School of Clinical Sciences, University of Bristol, St Michael's Hospital, Bristol, BS28EG, United Kingdom.
Stroke. 2012 Dec;43(12):3364-70. doi: 10.1161/STROKEAHA.112.674481. Epub 2012 Sep 20.
Hypothermia (HT) for neonatal hypoxic-ischemic encephalopathy is advised to start within the first 6 hours after birth. There is some clinical evidence that HT is more effective against moderate than against severe hypoxic-ischemic encephalopathy, but it is unknown whether delayed HT beyond 6 hours is effective or even injurious.
One-hundred seven 7-day-old rat pups underwent unilateral hypoxia-ischemia of moderate severity. Pups were randomized to receive 5 hours of normothermia (NT) or HT starting immediately, 3 hours, 6 hours, or 12 hours after the 90-minute hypoxic period. One-hundred five 7-day-old rat pups underwent severe hypoxia-ischemia lasting 150 minutes, followed by the same group design as mentioned. Relative area loss of the left/right hemisphere was measured after 1 week of survival.

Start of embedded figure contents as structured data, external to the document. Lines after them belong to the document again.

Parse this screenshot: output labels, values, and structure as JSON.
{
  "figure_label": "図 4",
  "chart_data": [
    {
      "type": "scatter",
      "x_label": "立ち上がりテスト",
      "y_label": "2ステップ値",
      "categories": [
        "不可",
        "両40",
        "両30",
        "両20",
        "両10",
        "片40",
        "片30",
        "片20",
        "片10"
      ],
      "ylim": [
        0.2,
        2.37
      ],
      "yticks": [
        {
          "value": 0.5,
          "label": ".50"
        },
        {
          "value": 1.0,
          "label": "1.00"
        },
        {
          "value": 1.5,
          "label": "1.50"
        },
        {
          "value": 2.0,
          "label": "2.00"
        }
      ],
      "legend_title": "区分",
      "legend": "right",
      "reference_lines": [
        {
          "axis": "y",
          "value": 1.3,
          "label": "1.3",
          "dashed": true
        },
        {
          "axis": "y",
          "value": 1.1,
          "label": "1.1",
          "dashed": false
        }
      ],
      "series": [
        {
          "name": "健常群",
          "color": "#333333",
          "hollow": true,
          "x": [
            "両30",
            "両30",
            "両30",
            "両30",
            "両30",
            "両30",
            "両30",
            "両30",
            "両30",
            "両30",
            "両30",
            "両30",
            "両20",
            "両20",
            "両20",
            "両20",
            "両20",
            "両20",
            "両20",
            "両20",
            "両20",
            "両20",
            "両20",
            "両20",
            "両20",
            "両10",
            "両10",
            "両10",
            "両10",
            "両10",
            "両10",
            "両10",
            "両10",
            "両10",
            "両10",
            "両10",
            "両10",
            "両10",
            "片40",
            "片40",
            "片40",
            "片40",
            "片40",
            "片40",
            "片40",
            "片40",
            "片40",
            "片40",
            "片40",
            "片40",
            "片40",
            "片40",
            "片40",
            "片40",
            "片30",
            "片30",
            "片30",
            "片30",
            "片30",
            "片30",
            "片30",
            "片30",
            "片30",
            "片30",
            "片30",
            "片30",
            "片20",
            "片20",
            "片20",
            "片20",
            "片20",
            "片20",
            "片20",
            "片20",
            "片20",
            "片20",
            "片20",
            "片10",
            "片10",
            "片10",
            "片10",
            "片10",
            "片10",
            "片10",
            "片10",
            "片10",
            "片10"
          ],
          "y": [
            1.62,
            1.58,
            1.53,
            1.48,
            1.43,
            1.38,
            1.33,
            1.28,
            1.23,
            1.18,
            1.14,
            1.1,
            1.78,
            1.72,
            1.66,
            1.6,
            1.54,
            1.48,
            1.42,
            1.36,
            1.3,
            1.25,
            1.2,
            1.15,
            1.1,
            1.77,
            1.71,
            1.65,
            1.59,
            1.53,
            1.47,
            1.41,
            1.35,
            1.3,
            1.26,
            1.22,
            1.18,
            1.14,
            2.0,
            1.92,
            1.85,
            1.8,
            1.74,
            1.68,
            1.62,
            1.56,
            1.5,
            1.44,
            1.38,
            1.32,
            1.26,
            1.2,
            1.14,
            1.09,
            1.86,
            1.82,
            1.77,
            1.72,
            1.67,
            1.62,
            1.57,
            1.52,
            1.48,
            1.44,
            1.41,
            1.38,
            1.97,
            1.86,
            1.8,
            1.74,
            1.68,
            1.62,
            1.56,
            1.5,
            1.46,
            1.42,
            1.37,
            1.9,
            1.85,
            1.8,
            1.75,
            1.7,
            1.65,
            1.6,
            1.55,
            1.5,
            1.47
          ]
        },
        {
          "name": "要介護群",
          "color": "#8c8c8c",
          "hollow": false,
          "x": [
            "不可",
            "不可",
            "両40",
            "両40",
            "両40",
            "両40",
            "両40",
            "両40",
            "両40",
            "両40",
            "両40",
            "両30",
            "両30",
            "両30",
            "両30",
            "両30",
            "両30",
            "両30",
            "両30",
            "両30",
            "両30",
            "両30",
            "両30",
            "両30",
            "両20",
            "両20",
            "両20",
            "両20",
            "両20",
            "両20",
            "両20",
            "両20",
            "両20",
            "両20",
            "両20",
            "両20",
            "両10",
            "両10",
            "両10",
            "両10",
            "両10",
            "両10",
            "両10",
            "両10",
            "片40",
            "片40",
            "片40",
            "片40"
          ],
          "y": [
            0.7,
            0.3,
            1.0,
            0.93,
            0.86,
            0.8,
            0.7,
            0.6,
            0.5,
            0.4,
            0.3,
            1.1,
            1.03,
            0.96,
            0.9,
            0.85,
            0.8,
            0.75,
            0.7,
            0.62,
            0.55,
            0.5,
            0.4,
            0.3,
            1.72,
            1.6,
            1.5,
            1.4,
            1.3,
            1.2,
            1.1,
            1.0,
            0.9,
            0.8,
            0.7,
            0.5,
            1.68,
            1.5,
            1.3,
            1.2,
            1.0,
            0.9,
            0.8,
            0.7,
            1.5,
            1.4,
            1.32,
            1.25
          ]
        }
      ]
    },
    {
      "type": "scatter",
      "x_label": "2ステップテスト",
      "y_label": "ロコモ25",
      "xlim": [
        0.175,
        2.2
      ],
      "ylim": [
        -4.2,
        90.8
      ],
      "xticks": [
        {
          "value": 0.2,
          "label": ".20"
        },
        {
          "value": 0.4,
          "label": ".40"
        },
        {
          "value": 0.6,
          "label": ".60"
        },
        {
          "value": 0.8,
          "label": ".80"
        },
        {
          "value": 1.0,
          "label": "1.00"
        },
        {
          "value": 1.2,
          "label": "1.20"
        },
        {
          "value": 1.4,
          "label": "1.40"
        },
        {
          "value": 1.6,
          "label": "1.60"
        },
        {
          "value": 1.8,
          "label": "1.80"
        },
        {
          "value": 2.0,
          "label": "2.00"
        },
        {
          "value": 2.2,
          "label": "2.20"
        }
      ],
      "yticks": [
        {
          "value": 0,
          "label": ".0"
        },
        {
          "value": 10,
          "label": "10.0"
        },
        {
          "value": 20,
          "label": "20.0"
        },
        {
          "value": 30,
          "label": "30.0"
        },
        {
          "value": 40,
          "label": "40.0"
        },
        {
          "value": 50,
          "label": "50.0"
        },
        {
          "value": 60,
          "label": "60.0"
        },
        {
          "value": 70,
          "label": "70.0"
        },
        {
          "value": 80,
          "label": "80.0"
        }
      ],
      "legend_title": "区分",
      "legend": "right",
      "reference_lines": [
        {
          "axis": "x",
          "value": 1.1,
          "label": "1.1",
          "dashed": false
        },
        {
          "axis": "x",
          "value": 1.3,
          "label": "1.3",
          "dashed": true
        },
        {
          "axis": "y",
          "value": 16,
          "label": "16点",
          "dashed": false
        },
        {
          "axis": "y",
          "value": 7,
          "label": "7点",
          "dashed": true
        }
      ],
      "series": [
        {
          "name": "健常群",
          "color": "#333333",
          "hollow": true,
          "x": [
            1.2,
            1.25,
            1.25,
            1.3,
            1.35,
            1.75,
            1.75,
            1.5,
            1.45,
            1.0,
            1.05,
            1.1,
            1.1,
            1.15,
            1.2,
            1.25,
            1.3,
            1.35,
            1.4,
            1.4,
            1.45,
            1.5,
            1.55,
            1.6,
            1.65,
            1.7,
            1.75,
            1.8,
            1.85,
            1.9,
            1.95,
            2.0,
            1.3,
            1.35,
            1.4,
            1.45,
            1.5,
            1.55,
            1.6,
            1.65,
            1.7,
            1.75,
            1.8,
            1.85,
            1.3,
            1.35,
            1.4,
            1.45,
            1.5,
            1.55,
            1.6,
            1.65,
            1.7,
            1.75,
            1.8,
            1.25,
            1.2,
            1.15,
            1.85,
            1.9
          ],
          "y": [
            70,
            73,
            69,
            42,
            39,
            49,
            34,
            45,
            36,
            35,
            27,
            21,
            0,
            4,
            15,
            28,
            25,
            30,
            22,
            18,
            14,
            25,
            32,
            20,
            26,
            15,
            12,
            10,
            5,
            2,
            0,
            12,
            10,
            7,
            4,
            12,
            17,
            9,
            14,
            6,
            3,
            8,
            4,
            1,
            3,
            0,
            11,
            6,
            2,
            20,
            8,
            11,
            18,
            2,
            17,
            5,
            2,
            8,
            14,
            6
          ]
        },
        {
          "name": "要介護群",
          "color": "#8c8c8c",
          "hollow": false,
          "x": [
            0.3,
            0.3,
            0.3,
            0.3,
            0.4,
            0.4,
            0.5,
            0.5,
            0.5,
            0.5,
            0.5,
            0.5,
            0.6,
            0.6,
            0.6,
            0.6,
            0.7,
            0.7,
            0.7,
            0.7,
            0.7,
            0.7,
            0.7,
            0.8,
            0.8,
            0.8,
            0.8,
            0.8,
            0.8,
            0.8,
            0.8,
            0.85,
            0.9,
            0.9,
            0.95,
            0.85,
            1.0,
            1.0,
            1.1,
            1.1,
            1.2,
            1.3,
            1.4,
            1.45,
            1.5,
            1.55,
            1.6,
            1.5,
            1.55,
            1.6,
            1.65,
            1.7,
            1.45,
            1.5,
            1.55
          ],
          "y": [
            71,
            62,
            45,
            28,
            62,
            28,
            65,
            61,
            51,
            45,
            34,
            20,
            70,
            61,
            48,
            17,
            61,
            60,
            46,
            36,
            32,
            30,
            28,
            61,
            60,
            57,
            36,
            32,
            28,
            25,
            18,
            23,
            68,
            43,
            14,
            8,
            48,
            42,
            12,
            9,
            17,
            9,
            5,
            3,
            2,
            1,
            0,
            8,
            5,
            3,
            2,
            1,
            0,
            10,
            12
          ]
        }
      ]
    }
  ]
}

In the moderate NT group, the mean area loss of the left hemisphere was 40.5%. The area loss was significantly decreased to 24.8% with immediate HT (P<0.05) and increased linearly with the delay of HT by 1.788% per hour until at least 6 hours of delay (linear regression, P=0.026). After 12-hour delayed HT, the area loss was similar to the moderate NT group (41.1%). After severe NT, the mean area loss of the left hemisphere was 59.3%. Immediate HT, 3-hour delayed HT, and 6-hour delayed HT all resulted in similar area loss, whereas the 12-hour delayed-HT resulted in significantly increased area loss (69.5%; P=0.032).
Immediate and delayed (≤6 hours) HT provides neuroprotection after moderate hypoxia-ischemia in neonatal rats. This neuroprotection decreases linearly with increasing delay. After severe insults, however, immediate or delayed HT≤6 hours provides no neuroprotection. Twelve-hour delayed hypothermia increased brain injury after severe hypoxia-ischemia, which is of clinical concern.
对于患有缺氧缺血性脑病的新生儿,建议在出生后 6 小时内开始进行低温治疗(HT)。有一些临床证据表明,HT 对中度缺氧缺血性脑病的疗效比对重度缺氧缺血性脑病更有效,但尚不清楚 6 小时后延迟 HT 是否有效,甚至是否有害。
107 只 7 天大的大鼠幼崽接受了单侧中重度缺氧缺血。幼崽随机接受 5 小时的常温治疗(NT)或 HT,HT 开始于缺氧期 90 分钟后立即、3 小时、6 小时或 12 小时。105 只 7 天大的大鼠幼崽接受了持续 150 分钟的重度缺氧缺血,然后采用相同的分组设计。存活 1 周后测量左侧/右侧大脑半球的相对面积损失。
在中度 NT 组中,左侧大脑半球的平均面积损失为 40.5%。立即进行 HT 可显著降低面积损失,降至 24.8%(P<0.05),并且 HT 延迟 1 小时,面积损失线性增加 1.788%,直至至少 6 小时的延迟(线性回归,P=0.026)。12 小时延迟 HT 后,面积损失与中度 NT 组相似(41.1%)。在重度 NT 后,左侧大脑半球的平均面积损失为 59.3%。立即 HT、3 小时延迟 HT 和 6 小时延迟 HT 均导致相似的面积损失,而 12 小时延迟 HT 导致明显增加的面积损失(69.5%;P=0.032)。
在新生大鼠中度缺氧缺血后,立即和延迟(≤6 小时)HT 提供神经保护。这种神经保护作用随延迟时间的增加呈线性下降。然而,在严重损伤后,立即或延迟≤6 小时的 HT 不能提供神经保护。12 小时延迟性低温治疗会增加严重缺氧缺血后的脑损伤,这是临床上需要关注的问题。